Ткачев интересуется:
— Верю, что так водится, но в чем смысл?
— Ну как же. Ты ведь в три комнаты хочешь, значит, вверх идешь. К пирогу. Так или не так?
— Ну допустим.
— А раз к пирогу идешь — тебя малость и постричь можно, хе-хе-хе…
И старичок (он и впрямь мил и добродушен) выпускает громадный клуб ржавого дыма, отчего старичка становится еле видно. А жена Ткачева подает ему чай с айвовым вареньем. Вкусный чай. Жене очень нравится, что старичок не сраженный горем, не несчастненький, а даже как бы веселый.
— Спасибо, милая.
— Ой, что вы!
— За чаек спасибо. Хороший чай. Как для родственника завариваешь.

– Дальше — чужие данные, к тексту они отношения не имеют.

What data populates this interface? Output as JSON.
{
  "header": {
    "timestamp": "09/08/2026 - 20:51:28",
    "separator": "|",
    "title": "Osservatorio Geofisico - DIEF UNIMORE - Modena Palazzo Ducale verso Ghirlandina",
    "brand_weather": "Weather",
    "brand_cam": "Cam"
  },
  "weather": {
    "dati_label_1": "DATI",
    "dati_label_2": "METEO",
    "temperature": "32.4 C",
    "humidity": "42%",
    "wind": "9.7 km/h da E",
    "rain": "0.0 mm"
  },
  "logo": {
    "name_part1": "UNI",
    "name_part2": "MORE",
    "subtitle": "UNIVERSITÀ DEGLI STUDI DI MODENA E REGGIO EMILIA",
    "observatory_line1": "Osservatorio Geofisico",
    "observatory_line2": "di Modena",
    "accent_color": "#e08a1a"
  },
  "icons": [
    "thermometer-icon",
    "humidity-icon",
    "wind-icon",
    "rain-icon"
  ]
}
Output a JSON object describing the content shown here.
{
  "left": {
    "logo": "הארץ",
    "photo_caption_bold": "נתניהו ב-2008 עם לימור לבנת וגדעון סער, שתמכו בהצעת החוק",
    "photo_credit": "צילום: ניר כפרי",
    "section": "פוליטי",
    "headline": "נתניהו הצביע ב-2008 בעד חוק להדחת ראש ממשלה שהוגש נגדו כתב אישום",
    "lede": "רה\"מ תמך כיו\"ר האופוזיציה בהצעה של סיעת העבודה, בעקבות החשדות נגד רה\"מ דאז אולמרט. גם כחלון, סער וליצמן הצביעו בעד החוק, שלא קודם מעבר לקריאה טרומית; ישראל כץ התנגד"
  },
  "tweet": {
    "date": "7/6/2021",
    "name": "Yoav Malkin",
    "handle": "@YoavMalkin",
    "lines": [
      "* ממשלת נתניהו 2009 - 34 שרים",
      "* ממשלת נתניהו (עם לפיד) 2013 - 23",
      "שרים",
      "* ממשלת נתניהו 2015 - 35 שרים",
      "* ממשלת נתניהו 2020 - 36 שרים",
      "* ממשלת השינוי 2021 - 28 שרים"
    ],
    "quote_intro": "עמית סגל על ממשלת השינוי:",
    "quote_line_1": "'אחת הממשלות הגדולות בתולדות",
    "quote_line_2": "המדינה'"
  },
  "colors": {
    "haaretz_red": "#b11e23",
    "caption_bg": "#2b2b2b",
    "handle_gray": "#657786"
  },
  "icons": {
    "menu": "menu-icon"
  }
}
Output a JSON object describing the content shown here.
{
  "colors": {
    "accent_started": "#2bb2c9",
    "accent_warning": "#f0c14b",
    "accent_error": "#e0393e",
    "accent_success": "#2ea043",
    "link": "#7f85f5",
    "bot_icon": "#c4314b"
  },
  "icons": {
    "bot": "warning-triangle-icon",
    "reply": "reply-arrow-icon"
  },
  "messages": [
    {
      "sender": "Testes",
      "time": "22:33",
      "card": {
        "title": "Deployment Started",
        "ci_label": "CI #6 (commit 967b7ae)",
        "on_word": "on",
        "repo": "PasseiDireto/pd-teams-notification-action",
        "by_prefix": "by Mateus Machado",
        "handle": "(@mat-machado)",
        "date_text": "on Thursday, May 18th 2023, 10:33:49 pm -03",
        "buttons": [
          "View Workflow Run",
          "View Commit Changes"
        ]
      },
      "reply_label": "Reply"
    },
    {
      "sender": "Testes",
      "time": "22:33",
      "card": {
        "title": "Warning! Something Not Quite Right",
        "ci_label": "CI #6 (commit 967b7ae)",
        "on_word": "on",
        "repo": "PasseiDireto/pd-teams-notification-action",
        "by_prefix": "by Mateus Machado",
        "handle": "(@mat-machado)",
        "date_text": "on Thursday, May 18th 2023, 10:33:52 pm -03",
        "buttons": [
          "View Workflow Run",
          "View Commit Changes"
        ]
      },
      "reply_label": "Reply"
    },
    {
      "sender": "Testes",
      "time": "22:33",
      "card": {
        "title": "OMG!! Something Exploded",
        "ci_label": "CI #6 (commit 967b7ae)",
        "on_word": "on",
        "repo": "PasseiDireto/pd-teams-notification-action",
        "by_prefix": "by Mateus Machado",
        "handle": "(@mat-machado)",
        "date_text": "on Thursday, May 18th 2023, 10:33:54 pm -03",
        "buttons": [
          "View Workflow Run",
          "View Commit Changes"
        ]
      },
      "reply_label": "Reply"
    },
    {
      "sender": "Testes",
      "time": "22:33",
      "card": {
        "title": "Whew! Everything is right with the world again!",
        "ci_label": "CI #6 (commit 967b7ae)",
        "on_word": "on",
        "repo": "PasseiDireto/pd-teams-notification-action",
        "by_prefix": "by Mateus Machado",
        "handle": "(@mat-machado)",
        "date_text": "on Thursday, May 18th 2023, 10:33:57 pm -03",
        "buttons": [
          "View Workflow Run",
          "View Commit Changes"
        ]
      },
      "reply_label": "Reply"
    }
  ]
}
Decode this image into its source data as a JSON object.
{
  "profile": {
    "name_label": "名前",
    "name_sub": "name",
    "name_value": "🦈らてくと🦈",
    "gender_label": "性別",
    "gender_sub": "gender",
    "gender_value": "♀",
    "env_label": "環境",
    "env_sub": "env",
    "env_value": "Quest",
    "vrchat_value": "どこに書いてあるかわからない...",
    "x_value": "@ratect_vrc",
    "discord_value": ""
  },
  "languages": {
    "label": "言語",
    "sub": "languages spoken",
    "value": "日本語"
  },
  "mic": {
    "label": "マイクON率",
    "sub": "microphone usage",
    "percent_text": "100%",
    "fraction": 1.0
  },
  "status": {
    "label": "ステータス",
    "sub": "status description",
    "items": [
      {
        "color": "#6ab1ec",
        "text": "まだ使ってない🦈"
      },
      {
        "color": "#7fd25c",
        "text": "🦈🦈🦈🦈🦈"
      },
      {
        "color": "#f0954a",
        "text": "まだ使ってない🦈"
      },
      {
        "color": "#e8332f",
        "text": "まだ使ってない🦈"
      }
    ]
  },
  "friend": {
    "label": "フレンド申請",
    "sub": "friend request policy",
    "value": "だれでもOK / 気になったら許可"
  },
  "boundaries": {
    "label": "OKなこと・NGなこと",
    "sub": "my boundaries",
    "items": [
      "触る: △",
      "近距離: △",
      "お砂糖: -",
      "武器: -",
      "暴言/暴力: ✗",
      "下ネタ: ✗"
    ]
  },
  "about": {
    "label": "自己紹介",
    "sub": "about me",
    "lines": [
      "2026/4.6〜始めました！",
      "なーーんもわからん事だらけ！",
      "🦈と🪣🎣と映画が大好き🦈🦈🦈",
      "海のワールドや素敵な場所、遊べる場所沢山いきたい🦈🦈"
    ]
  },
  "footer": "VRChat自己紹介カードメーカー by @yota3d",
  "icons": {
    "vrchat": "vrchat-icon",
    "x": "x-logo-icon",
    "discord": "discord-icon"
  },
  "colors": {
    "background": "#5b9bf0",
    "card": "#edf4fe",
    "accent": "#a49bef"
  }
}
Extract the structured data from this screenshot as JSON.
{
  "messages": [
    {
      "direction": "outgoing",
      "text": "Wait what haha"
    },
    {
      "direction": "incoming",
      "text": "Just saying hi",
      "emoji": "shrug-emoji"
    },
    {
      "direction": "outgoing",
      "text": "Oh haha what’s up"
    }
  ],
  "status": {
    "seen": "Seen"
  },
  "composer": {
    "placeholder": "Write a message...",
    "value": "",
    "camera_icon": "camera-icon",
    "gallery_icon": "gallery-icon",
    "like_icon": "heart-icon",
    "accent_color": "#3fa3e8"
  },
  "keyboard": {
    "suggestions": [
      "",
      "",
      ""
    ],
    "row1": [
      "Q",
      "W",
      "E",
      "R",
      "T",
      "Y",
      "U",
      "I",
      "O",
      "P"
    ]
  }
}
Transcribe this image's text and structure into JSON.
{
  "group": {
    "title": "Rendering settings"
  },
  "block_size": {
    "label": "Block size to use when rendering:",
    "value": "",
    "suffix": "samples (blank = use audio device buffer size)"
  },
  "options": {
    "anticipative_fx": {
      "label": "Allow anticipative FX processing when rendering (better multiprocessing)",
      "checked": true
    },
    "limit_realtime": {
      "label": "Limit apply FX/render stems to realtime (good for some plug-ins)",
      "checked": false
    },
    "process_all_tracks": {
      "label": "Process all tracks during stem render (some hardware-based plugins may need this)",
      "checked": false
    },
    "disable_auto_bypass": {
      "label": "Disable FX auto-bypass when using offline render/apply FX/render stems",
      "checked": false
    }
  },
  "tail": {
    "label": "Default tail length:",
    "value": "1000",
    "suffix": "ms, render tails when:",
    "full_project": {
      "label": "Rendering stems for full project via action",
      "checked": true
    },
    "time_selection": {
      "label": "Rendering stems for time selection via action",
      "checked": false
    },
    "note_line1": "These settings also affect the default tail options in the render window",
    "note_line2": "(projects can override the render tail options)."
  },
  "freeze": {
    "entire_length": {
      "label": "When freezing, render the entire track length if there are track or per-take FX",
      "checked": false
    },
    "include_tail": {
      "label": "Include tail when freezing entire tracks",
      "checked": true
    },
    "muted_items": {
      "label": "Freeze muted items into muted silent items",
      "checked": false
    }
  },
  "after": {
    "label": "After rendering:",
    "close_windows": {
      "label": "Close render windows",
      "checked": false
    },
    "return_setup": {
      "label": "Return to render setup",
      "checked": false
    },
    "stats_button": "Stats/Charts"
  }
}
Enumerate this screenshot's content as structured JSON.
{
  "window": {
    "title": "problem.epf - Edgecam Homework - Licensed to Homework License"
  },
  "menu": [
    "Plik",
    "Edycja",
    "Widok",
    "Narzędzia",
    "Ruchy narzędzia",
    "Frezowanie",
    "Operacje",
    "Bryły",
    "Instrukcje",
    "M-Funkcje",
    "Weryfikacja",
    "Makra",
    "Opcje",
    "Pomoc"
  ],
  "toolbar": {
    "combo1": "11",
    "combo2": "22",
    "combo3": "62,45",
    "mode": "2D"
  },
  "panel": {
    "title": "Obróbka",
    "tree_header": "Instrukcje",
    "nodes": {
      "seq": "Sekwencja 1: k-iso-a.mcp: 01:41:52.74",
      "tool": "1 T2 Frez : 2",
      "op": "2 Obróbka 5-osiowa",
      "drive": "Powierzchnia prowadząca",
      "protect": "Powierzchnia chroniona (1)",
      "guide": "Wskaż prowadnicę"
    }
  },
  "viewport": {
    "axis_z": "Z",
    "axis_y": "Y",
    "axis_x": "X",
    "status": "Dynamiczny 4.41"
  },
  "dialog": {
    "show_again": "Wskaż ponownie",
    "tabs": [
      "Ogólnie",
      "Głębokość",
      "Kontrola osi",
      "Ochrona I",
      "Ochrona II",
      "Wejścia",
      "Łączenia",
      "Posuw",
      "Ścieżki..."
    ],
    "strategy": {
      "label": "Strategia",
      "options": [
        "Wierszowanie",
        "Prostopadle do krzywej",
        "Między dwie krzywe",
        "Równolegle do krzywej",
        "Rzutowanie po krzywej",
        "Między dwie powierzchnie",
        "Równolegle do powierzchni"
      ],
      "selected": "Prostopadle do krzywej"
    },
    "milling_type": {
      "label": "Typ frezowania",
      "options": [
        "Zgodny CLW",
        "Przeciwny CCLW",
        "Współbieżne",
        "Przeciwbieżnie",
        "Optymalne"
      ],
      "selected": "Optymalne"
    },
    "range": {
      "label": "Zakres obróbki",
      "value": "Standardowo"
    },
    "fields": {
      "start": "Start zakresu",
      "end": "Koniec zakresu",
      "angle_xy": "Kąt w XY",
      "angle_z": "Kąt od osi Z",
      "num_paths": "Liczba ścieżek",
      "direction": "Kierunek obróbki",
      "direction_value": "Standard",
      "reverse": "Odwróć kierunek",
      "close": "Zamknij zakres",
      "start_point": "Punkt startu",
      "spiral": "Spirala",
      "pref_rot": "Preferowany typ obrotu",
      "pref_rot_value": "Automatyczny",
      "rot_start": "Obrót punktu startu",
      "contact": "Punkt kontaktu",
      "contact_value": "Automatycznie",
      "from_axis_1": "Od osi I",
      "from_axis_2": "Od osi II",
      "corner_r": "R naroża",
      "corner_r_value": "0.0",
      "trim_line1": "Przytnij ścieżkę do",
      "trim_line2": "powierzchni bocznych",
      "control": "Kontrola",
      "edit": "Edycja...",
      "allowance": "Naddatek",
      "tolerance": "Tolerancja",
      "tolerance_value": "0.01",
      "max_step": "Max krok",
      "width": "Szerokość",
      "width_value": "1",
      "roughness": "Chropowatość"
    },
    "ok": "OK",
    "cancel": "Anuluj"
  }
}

Ткачев продолжает расспросы:
— Значит, если я правильно понял, ты хочешь, папаша, денег задаром. Тяжело жить?
— Деньги нужны.
— Зачем?
— И-и, милый.
В разговоре старичок поддерживает любую тему, кроме этой.
А днем позже приходит она — она в темном. Хотя скорее всего это темно-синий костюм Аэрофлота.
Когда-то он был темно-синим, это точно, но сейчас он глядится как темный. Во-первых, потому, что тут уже хорошенько потрудилось время. И еще потому, что Ткачевы подспудно как-никак ожидали, что к ним придут и будут ходить по комнатам в темном, — вот и пришли.
На голове голубенькая пилотка с «орлом», и, когда она ее снимает (а она сняла ее сразу), оказывается, что пришла привлекательная блондинка в темном, чуть склонная к полноте. У Ткачева внутри что-то екает. Срабатывает. И он видит, что она поняла и отметила это. К тому же у нее оказывается имя, с которым так просто не исчезают с твоего горизонта, если ты мужчина и если горизонт твой сугубо научно-технический. А у Ткачева именно такой горизонт.